Simple versions of CAPM often graph the expected return as a function of beta, thus creating the security market line, as portrayed at the top of this entry. [Note chart is difficult to read, our apologies, SA Ed.]
But, Johnstone says in one recent paper, "The Effect of Information on Certainty and the Cost of Capital," this is a misleading way of formulating CAPM.
A Logical Circularity
He suggests that we consider that the attribute that makes a portfolio optimally diversified is "not what is in it, but what is paid to obtain each of the assets in it." For each risky asset (j) an institution spends a specific portion of its endowment (j = 1, 2,…). The remainder stays in a risk-free asset.
That notion is expressed in the box nearby. In that equation, W is the whole of an endowment, V is the payoff of a risky asset; E refers to expectations and P to price. The significance of the formula is that it illustrates that covariance (beta) is affected by the price of an asset, which in turn is influenced by the expected payoff on that asset.
There is, then, a "logical circularity built into the CAPM equilibrium pricing mechanism," that is, the expected return depends upon the covariance, the covariance is a function of asset pricing, and the asset pricing depends upon expected return.
The fact that expected payoff helps determine the cost of capital is itself critical to the setting of financial accounting standards. GAAP treats the value of a firm as the expected payoff discounted by a risk-adjusted rate. The above reasoning indicates to Johnstone that the mean payoff plays a big part in both halves of that computation, the expected payoff obviously enough, but the appropriate discount as well.
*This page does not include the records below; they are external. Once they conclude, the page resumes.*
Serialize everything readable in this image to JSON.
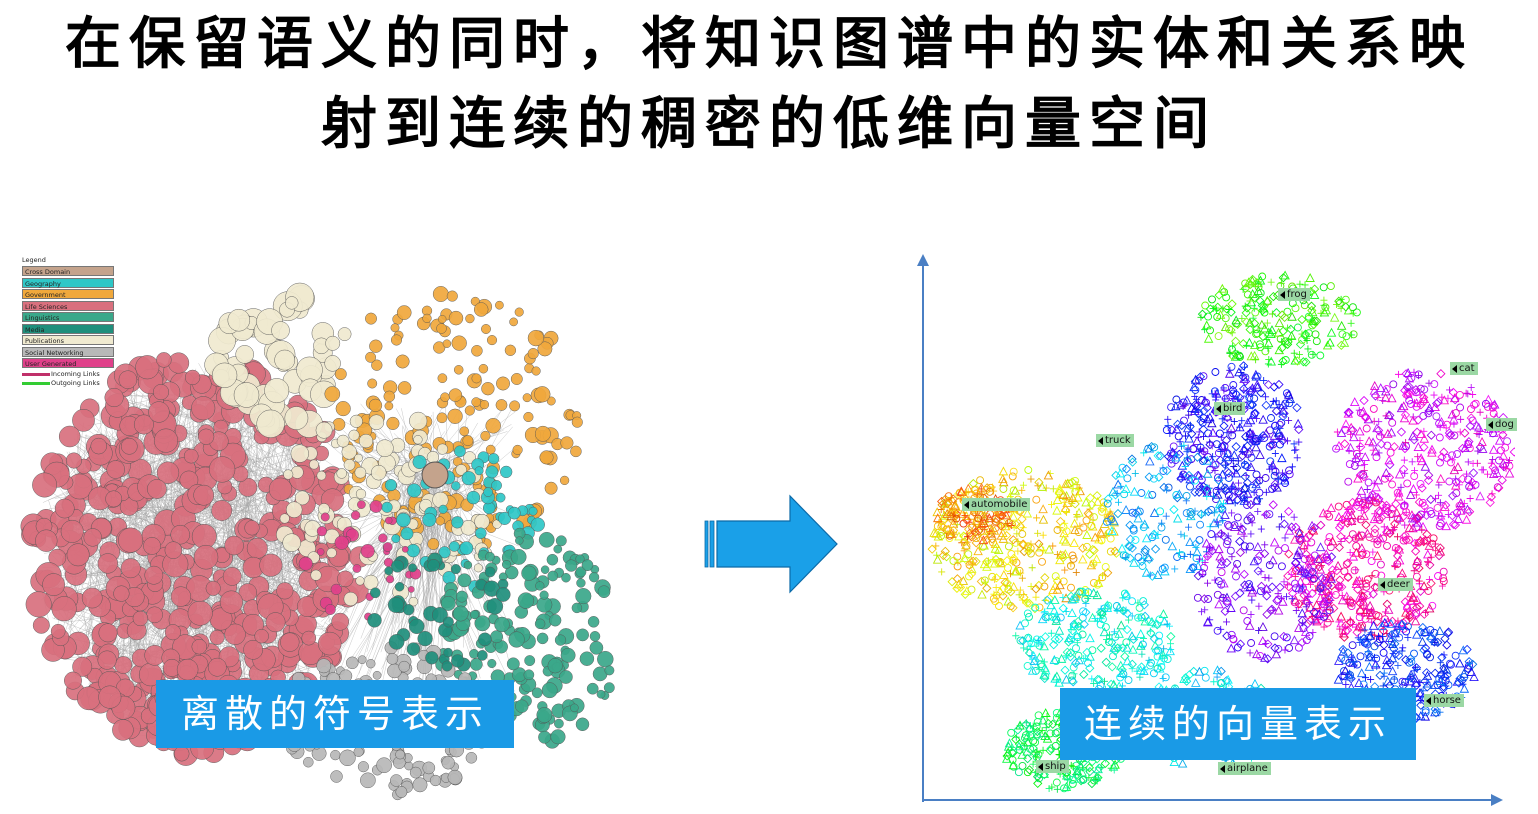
{
  "title": {
    "line1": "在保留语义的同时，将知识图谱中的实体和关系映",
    "line2": "射到连续的稠密的低维向量空间"
  },
  "legend": {
    "title": "Legend",
    "items": [
      {
        "label": "Cross Domain",
        "color": "#c4a38c"
      },
      {
        "label": "Geography",
        "color": "#2ec7c7"
      },
      {
        "label": "Government",
        "color": "#f0a83c"
      },
      {
        "label": "Life Sciences",
        "color": "#d9707e"
      },
      {
        "label": "Linguistics",
        "color": "#3aa88a"
      },
      {
        "label": "Media",
        "color": "#1f8f7c"
      },
      {
        "label": "Publications",
        "color": "#f0ead0"
      },
      {
        "label": "Social Networking",
        "color": "#b8b8b8"
      },
      {
        "label": "User Generated",
        "color": "#e0408a"
      }
    ],
    "links": [
      {
        "label": "Incoming Links",
        "color": "#c0306a"
      },
      {
        "label": "Outgoing Links",
        "color": "#33cc33"
      }
    ]
  },
  "captions": {
    "left": "离散的符号表示",
    "right": "连续的向量表示"
  },
  "embedding_labels": [
    "frog",
    "cat",
    "bird",
    "dog",
    "truck",
    "automobile",
    "deer",
    "horse",
    "ship",
    "airplane"
  ],
  "colors": {
    "caption_bg": "#1a9ae6",
    "arrow": "#1aa0e8",
    "axis": "#4a7fc4",
    "label_bg": "#9bd8a4"
  }
}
This allows him to correct what he sees as a common error. As an example of the commonness of this error, he quotes an article the Financial Accounting Standards Board published about itself in 2003, The FASB and the Capital Markets, by John Foster. Foster wrote, "More information always equates to less uncertainty, and … people pay more for certainty. In the context of financial information, the end result is that better disclosure results in a lower cost of capital."
Johnstone thinks that too optimistic, akin to the claim that improving one's eyesight will make the world more beautiful. Indeed, in this and another recent paper, "Information, Uncertainty, and the Cost of Capital in a Mean-Variance Efficient Market," Johnstone explains that there are both winners and losers when accounting standards improve in terms of the information they provide the investing public.
Intuitively, information that allows investors to discriminate more accurately between forms and other assets will lead to greater costs of capital for some and a lowered cost of capital for others. As we improve our eyesight, likewise, some things become more definitely beautiful, other things more definitely ugly.
Less intuitively, a better ability to discriminate among firms can lead to a "higher risk premium on average across the whole market."
This isn't of course a case against getting more information to the investors. It is a case against false optimism, because unjustified optimism is the basis of those prices that will fall as information improves. Those price declines will add to the efficiency of the allocation of resources.